One of the few bright spots of the Wall Street meltdown and the housing crisis is the fact that banks are frequently unable to prove that they’re the original lender when a homeowner defaults on his mortgage. And this is the banking industry’s own doing. It’s an unintended consequence of the incredibly intricate labyrinthine financial maneuverings (totally beyond my comprehension I’ll admit) that banks have devised, so they could keep one step ahead of the regulators. Can’t regulate something we don’t understand now, can we?
Trouble is, in this one specific area, slippery banks and realtors got hoisted on their own petard. When a homeowner defaults, sometimes the original loan document has been transferred from one bank to another bank to another.
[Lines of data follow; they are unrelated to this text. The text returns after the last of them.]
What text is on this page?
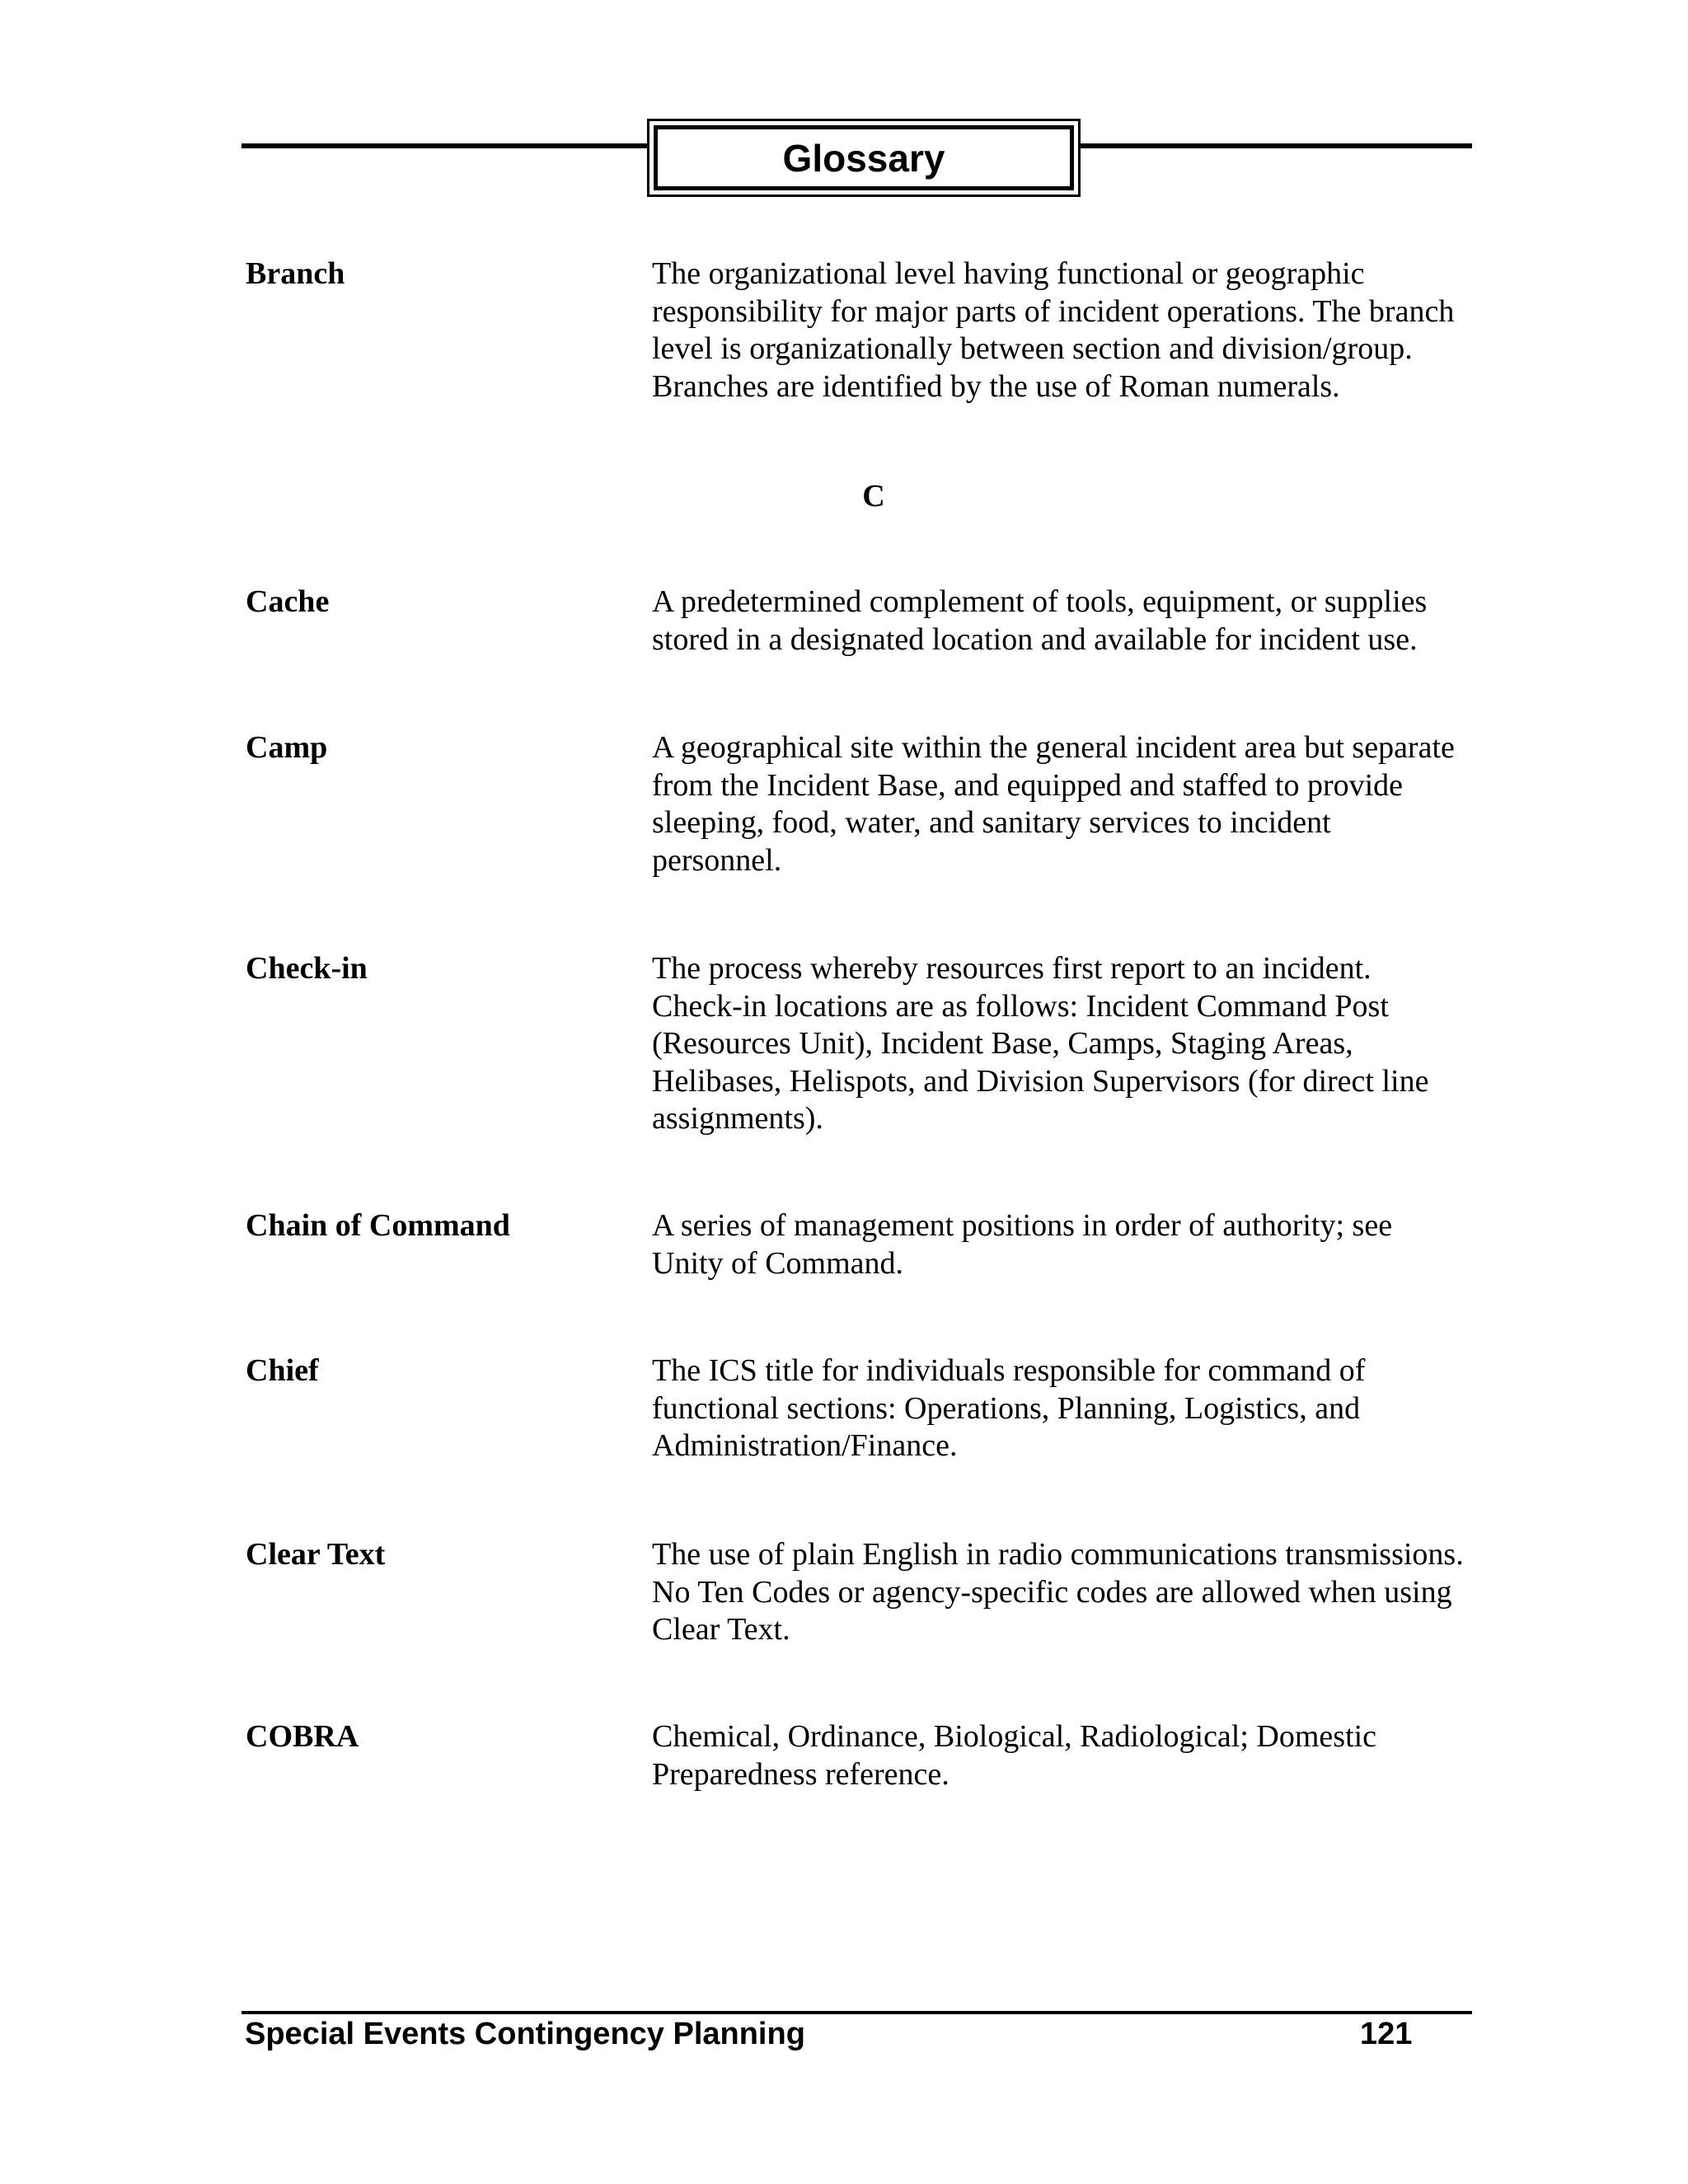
Glossary
Branch	The organizational level having functional or geographic
responsibility for major parts of incident operations. The branch
level is organizationally between section and division/group.
Branches are identified by the use of Roman numerals.
C
Cache	A predetermined complement of tools, equipment, or supplies
stored in a designated location and available for incident use.
Camp	A geographical site within the general incident area but separate
from the Incident Base, and equipped and staffed to provide
sleeping, food, water, and sanitary services to incident
personnel.
Check-in	The process whereby resources first report to an incident.
Check-in locations are as follows: Incident Command Post
(Resources Unit), Incident Base, Camps, Staging Areas,
Helibases, Helispots, and Division Supervisors (for direct line
assignments).
Chain of Command	A series of management positions in order of authority; see
Unity of Command.
Chief	The ICS title for individuals responsible for command of
functional sections: Operations, Planning, Logistics, and
Administration/Finance.
Clear Text	The use of plain English in radio communications transmissions.
No Ten Codes or agency-specific codes are allowed when using
Clear Text.
COBRA	Chemical, Ordinance, Biological, Radiological; Domestic
Preparedness reference.
Special Events Contingency Planning	121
The original bank might have gone under or merged with another bank. Sometimes this scenario has happened multiple times. Which bank owns the loan? Who has the original loan document? Find Waldo.
Can’t get your shirt back from the drycleaner without your receipt; can’t push that lowly parasite out of his home without the proper documentation. And when a bunch of shady operators want to evict NOW, Congress feels their pain. “I ripped off that gullible homeowner fair and square, and now I can’t yank his house out from under him because of some #$%&!#!&%$# technicality?!?! HELP!”
Thankfully, Obama has vetoed the bill. And our illustrious senators have shown us their true colors. (Like we didn’t already know.) Millions of desperate Americans facing bankruptcy and homelessness? [yawn] Thousands of slippery bankers begging to have a technicality removed so they can evict more people, faster — “I’m on it!”